Chào các bạn! Vì nhiều lý do từ nay Truyen2U chính thức đổi tên là Truyen247.Pro. Mong các bạn tiếp tục ủng hộ truy cập tên miền mới này nhé! Mãi yêu... ♥

PART 21

by sirhayani

part of zhkansas

21

"Dari tadi dia ngelihatin lo." Marina memandang Haikal dari jauh dengan pandangan curiga. "Kayaknya gue perlu ke sana."

Belum sempat Marina melangkahkan kaki, pergelangan tangannya dipegang erat oleh Lucy. Perempuan itu memandang Lucy heran.

"Nggak perlu." Lucy tersenyum kecil. "Gue rencana mau ngasih tahu lo sepulang kerja, tapi sepertinya lo bakalan tahu sekarang."

Marina mengangkat alisnya, bingung.

"Gue mulai membuka hati buat siapa pun yang pengin deket, ya tentu dengan berbagai pertimbangan." Lucy memandang Haikal. "Dan sepertinya Haikal laki-laki yang tepat. Marina, dia nungguin gue selesai. Hari ini kami bakalan pergi, eum, ya, date...."

"Oh?" Marina lalu diam setelah hanya bisa membulatkan bibir dan ber-oh pelan.
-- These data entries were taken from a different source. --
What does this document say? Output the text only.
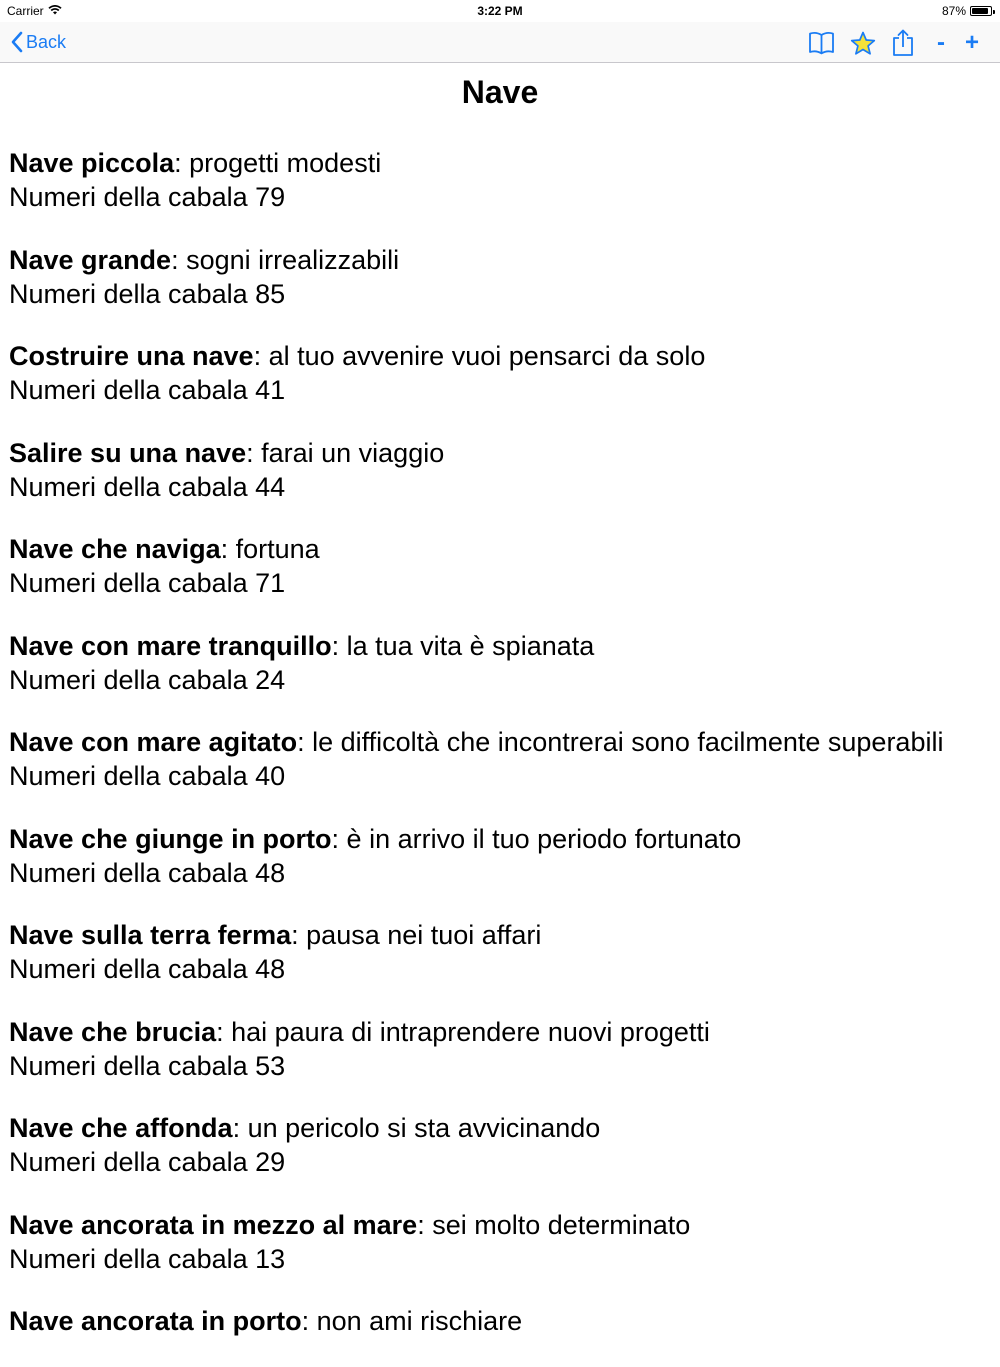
Carrier	3:22 PM	87%
Back	- +
Nave
Nave piccola: progetti modesti
Numeri della cabala 79
Nave grande: sogni irrealizzabili
Numeri della cabala 85
Costruire una nave: al tuo avvenire vuoi pensarci da solo
Numeri della cabala 41
Salire su una nave: farai un viaggio
Numeri della cabala 44
Nave che naviga: fortuna
Numeri della cabala 71
Nave con mare tranquillo: la tua vita è spianata
Numeri della cabala 24
Nave con mare agitato: le difficoltà che incontrerai sono facilmente superabili
Numeri della cabala 40
Nave che giunge in porto: è in arrivo il tuo periodo fortunato
Numeri della cabala 48
Nave sulla terra ferma: pausa nei tuoi affari
Numeri della cabala 48
Nave che brucia: hai paura di intraprendere nuovi progetti
Numeri della cabala 53
Nave che affonda: un pericolo si sta avvicinando
Numeri della cabala 29
Nave ancorata in mezzo al mare: sei molto determinato
Numeri della cabala 13
Nave ancorata in porto: non ami rischiare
Lucy mengangguk dan kembali bekerja.

Sementara Marina berdiam diri, memikirkan sesuatu di kepalanya.

***

"Permisi."

Lucy selalu tidak melihat jelas wajah-wajah pelanggannya. Dia hanya sekilas dan tidak hapal setelah itu. Seperti yang baru saja dilakukannya. Seperti sekarang, dia tidak sadar pria yang dia antar minumannya adalah pria malam itu yang membuat onar.

Setelah Lucy menaruh semua pesanan pria itu, tangan Lucy langsung ditarik paksa. Lucy terkejut dan memandang pria yang memegangnya sekuat tenaga. Sebuah botol minuman diambil pria itu, dipecahkannya di lantai, lalu bagian-bagian runcing diarahkannya ke leher Lucy yang tak bisa bergerak sama sekali.

Pria itu mabuk dan sedang mengancam Lucy saat ini.

"Gara-gara cewek sialan ini gue dipecat di pekerjaan gue! Gue jadi pengangguran!" Pria itu berteriak kesetanan. "Jangan mendekat atau gue bunuh cewek sialan ini!" teriaknya saat Haikal dan Marina mengambil ancang-ancang untuk maju.

"Apa salah gue? Kita nggak saling kenal dan lo tiba-tiba nuduh gue jadi penyebab lo dipecat?" tanya Lucy sambil tertawa miris dengan suara serak.

"Iya, salah lo!" seru pria itu. "Gue terus mikirin lo di kantor dan gara-gara itu gue dipecat. Gara-gara lo juga, hari-hari gue makin sial!"

Lucy tertawa. "Apa? Lucu banget."

"Diam!" seru pria itu lagi. "Atau lo mati sekarang."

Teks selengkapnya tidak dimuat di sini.